Pour le couple de chauffeurs, la tranche de vie tourne au cauchemar. L’affaire qui agite Tisséo cet été n’a rien à voir avec métro, bus ou tramway, mais bien plutôt avec des transports d’un autre genre, quoique toujours en commun.

Lorsque la jeune femme et son ami, tous les deux traminots à la RATP, décident de venir s’installer dans le sud, ils postulent à Tisséo. Exemplaires, bien notés, discrets, efficaces et bons camarades, ils sont embauchés comme chauffeurs il y a trois ans maintenant.

Aujourd’hui, ils sont tous deux en arrêt maladie, et vivent très mal leur situation délicate à la régie des transports toulousains.

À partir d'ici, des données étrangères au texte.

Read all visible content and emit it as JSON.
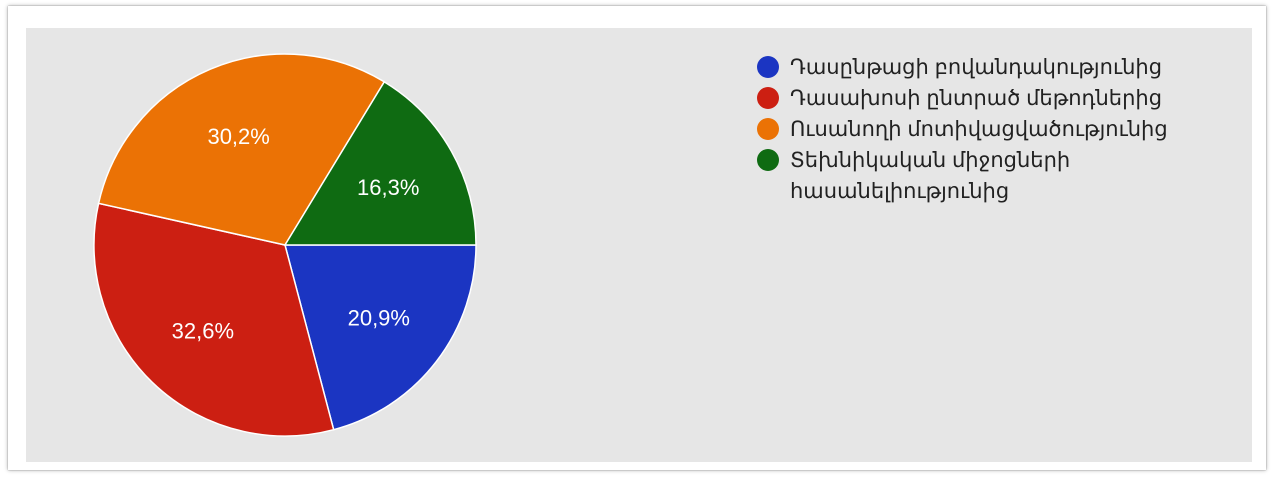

La faute à une vidéo X amateur dans laquelle le couple figure. Tourné en 2001, sous le titre évocateur de « Tranche de vit », le film court aujourd’hui les couloirs et les véhicules de Tisséo. Le couple libertin dit avoir été piégé par le cinéaste, peu connu à l’époque, qui évoque un petit film à destination des vidéoclubs. Mais, depuis, Pascal Galbrun, le réalisateur, a pris du galon dans le milieu très fermé du cinéma hard. Découvreur d’une dizaine de stars du X, dont Delphine Delage, la Brigitte Lahaye du moment, le producteur travaille pour Marc Dorcel productions. « Tranche de vit » vit une nouvelle vie grâce au net et le film amateur se retrouve sur 200 sites hard. On peut même en voir des extraits gratuits.

À l’intérieur de Tisséo, le buzz est immédiat. Les séquences les plus hard sont généreusement téléchargées et se retrouvent au vu et au sus de tout le monde, sur les lieux de travail, sur ordis de bureau et smartphones.

Pas facile pour l’ex hardeuse de conduire son bus en toute sérénité, ou de saluer les collègues à la cantine. D’autant que le couple serait victime de propositions de plus en plus indécentes, comme un témoignage proposé contre l’organisation éventuelle d’une partouze.

Les deux chauffeurs, vraiment trop chauffés, se sentent harcelés et déposent une plainte au pénal pour atteinte à la vie privée avec intention de nuire. Le syndicat Sud refuse, lui, de défendre un conducteur qui a téléchargé et diffusé les images sur le lieu de travail, convoqué par sa direction pour répondre de ses actes. Des responsables pourraient être sanctionnés.